Law firm mergers: an increasing trend amongst smaller firms

March 15, 2018

Over the last ten years, the legal market has seen an increasing number of law firm mergers. Whilst the large international mergers have gained the most media attention, one of the trends reported by Altman and Weil is that more than three-quarters of all combinations have involved the acquisition of a small law firm of 2 to 20 lawyers. This is a trend our legal recruitment team has witnessed over the last ten tears and, is one of the main areas we are consulted on by managing partners and law firm executives at smaller firms.

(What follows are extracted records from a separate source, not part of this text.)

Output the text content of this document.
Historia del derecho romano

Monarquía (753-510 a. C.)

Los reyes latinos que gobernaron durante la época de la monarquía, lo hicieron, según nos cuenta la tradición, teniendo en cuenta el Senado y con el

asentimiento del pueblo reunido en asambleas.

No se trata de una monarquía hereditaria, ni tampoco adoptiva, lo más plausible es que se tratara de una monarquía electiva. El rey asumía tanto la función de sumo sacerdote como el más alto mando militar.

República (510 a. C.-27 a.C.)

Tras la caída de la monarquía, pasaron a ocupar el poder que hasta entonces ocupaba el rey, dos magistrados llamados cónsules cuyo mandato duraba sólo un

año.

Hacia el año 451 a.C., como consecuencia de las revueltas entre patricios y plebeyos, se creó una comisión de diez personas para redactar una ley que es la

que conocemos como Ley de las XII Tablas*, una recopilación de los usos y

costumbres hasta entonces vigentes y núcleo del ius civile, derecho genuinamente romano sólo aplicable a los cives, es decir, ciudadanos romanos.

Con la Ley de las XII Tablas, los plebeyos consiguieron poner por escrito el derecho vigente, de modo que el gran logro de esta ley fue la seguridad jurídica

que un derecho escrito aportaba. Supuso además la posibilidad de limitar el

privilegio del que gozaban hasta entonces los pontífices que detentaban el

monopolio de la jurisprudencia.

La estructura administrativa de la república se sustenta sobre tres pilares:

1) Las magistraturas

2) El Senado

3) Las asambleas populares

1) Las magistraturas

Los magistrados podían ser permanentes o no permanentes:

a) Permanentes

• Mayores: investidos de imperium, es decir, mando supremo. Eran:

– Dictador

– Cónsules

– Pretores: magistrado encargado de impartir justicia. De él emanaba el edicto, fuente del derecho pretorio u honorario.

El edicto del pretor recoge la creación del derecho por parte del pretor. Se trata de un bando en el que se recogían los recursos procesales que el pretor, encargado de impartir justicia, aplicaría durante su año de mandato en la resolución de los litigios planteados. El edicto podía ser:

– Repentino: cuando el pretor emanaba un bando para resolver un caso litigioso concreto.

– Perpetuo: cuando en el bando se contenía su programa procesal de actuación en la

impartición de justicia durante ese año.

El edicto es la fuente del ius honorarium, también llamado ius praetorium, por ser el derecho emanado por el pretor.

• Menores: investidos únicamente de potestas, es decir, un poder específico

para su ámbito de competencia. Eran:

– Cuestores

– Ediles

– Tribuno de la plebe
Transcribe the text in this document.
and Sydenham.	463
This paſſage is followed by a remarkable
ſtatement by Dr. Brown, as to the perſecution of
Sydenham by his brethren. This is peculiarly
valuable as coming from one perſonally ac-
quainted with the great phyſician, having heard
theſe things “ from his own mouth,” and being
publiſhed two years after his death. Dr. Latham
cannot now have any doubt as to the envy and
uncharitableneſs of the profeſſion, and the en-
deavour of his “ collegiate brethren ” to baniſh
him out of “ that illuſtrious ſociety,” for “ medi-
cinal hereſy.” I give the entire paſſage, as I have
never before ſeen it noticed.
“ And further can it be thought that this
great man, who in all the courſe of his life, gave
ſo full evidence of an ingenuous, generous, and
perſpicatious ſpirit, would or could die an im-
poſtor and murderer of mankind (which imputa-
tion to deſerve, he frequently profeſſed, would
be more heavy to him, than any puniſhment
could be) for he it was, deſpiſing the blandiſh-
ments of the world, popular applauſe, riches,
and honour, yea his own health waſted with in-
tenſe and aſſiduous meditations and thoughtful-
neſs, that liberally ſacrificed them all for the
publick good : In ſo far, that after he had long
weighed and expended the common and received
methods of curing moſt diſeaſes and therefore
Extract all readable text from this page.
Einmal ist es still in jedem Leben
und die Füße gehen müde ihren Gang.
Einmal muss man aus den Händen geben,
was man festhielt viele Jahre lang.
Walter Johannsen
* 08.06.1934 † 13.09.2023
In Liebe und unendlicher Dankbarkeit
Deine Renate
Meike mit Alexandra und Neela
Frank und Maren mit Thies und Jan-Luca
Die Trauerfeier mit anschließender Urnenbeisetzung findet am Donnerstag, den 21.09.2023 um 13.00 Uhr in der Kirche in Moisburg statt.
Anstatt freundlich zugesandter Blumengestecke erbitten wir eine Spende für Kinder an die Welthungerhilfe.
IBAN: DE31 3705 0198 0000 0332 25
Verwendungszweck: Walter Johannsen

There are a number of factors that lead smaller law firms to merge, including:

  • strengthening market position
  • economies of scale by taking advantage of a larger platform and increased resources
  • talent retention and attraction
  • client demands for services in other locations or practice areas
  • increased geographical presence
  • financial pressures

While these factors often co-exist, the overarching reason for smaller law firms to consider a merger is succession. Generational change is impacting all firms but the effect on smaller firms is more significant and often critical. The main reason for many partners and associates at smaller firms to seek other opportunities is a lack of succession planning by the firm. The legal market is competitive and client relationships being passed down from one generation to the next is rarely possible. No longer can small firms bury their head in the sand or duck the succession issue. Smaller firms need to plan strategically for succession, communicate it clearly to the next generation of partners and associates, and implement the plan.  Failure to do so will put the firm at risk well before the senior partners are ready to hand over the reins.